Sarah Kern | March 7, 2024
Kids look at beaver pelts during a program on beavers.

Participants got hands on experience with beaver pelt, skull and more before venturing to see actual beaver sign on the floodplain.

Recently we hosted community members at our Conservation Center in Concord to not only learn about our industrious wild neighbors, the beaver, but also to explore their habitat and get some hands on experience.

A boy looks at a beaver skull.

This program, presented by the Forest Society, kicked off with an informative session introducing the history, natural history, and amazing adaptations of the beaver as well as delving into the fascinating world of beavers, their behaviors, and their vital role in ecosystem health. From their remarkable building skills to their ecological significance, the program unfolded the story of these often underestimated and misunderstood creatures.   

In addition, the furbearer education kit was on hand, loaned by NHFG, which allowed participants to feel what a beaver pelt felt like, observe the size of their skull and tracks as well as what to look for in beaver scat.

One of the highlights of the program was the chance to observe an active beaver area on our floodplain. Guided by our staff educator and naturalist, Sarah Kern, participants ventured into the woods to explore and experience first hand the waterways, signs of beaver including chew and dams, as well as exploring what other amazing nature treats you can find on the Flood Plain.  

We found old downed logs, beaver chew, beaver chips, signs of an old lodge, and current signs of use. The program was designed to engage participants of all ages, fostering a connection with nature and the importance of coexisting with wildlife. Conservation efforts and strategies for mitigating human-wildlife conflicts were also discussed, highlighting the need for sustainable practices in shared environments.  

Participants walk the floodplain in search of signs of beaver activity.

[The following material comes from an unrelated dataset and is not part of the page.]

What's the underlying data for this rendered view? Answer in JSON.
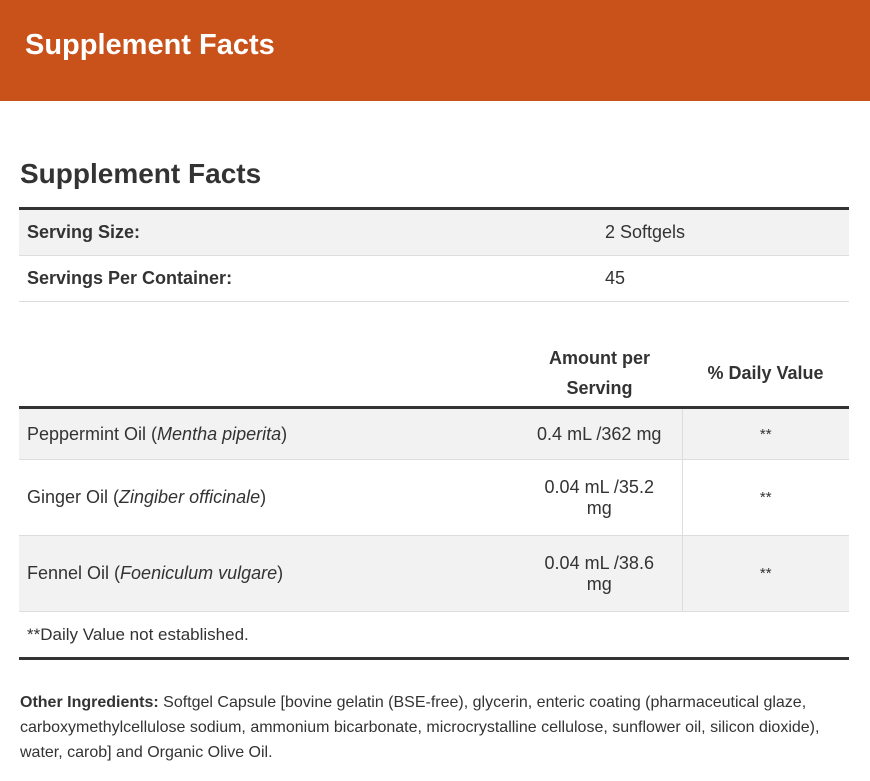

As urbanization continues to encroach upon natural habitats, programs like these serve as vital platforms for environmental education and awareness.  In the grand tapestry of nature, beavers continue to emerge as unsung heroes, surviving being trapped almost to extinction, and now coming back and contributing to the health of ecosystems and the active fight against climate change. With tight family bonds, an impressive work ethic, and a cuteness factor that is off the charts, we believe in beavers!